TLRY Stock Financials
According to TLRY’s 2023 annual report, its assets decreased from $5.44 billion at the beginning of the year to $4.3 billion. The reason for this decline in assets is largely attributable to declines in capital assets from $587.4 million to $429.6 million, intangible assets from $1.2 billion to $973.7 million, and goodwill from $2.6 billion to $2 billion. Meanwhile, liabilities declined from $1 billion to $977.3 million due to a decline in convertible debt payable from $196.6 million to $167.3 million despite current liabilities increasing from $280.3 million to $432.9 million.

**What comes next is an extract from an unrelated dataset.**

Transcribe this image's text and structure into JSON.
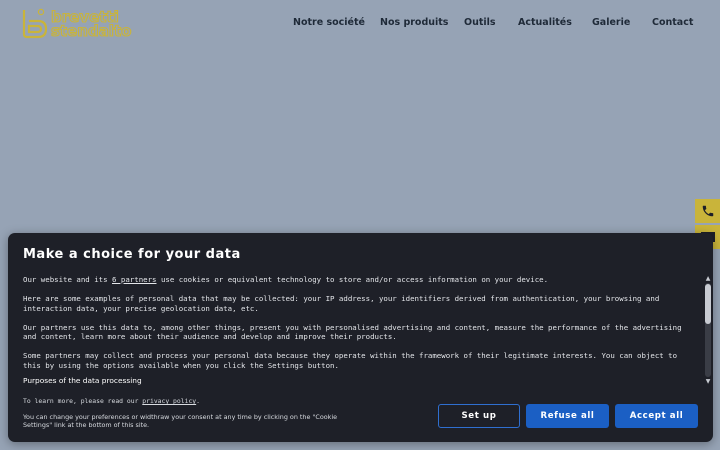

In terms of revenue, TLRY witnessed a slight YoY decline from $628.3 million to $627.1 million. However, what is notable is the company’s gross margin improved significantly YoY from 18.5% to 23.4%. As for operating costs, the company witnessed a drastic increase from $727.2 million to $1.5 billion. However, this increase is a result of impairment increasing from $378.2 million to $934 million and a $246.3 million change in the fair value of convertible notes. For this reason, the company’s net loss increased from $434.1 million to $1.4 billion.
@The_Real_Fly is spreading the word on TLRY’s deal with BUD.
@theresa_perrin is keeping an eye on TLRY stock following its latest acquisitions.
TLRY stock is currently in a neutral trend and is trading in a sideways channel between $2.20, and $2.85. Looking at the indicators, the stock is below the 50, and 21 MAs which is a bearish indication, while above the 200 MA which is a bullish indication. Meanwhile, the RSI is neutral at 36 and the MACD is curling bullishly.
As for the fundamentals, TLRY’s recent acquisition of 8 beer and beverage brands from BUD is a major catalyst for the stock given the benefits these brands add to the company. Since the company expects its alcohol revenue to increase by $250 million annually, its profitability prospects are set to improve significantly considering that the alcohol segment has the highest profit margin.
Meanwhile, the added distribution networks may benefit the company in the long term since it can use these networks to distribute its cannabis products once cannabis becomes federally legal. For these reasons, investors could find the $2 mark a good entry point in TLRY stock as its value may be poised to increase significantly in the long term.
TLRY Stock Forecast
TLRY’s recent deal has two overarching long-term benefits. The first is that it is projected to increase revenues substantially, and since alcohol sales have a higher gross margin, that could improve the company’s strides toward profitability. The second benefit lies in the fact that these brands have distribution centers that could be utilized as part of a larger logistical network once marijuana is legalized on a federal level. In light of these benefits, going long on TLRY stock may prove to be a profitable investment in the long term.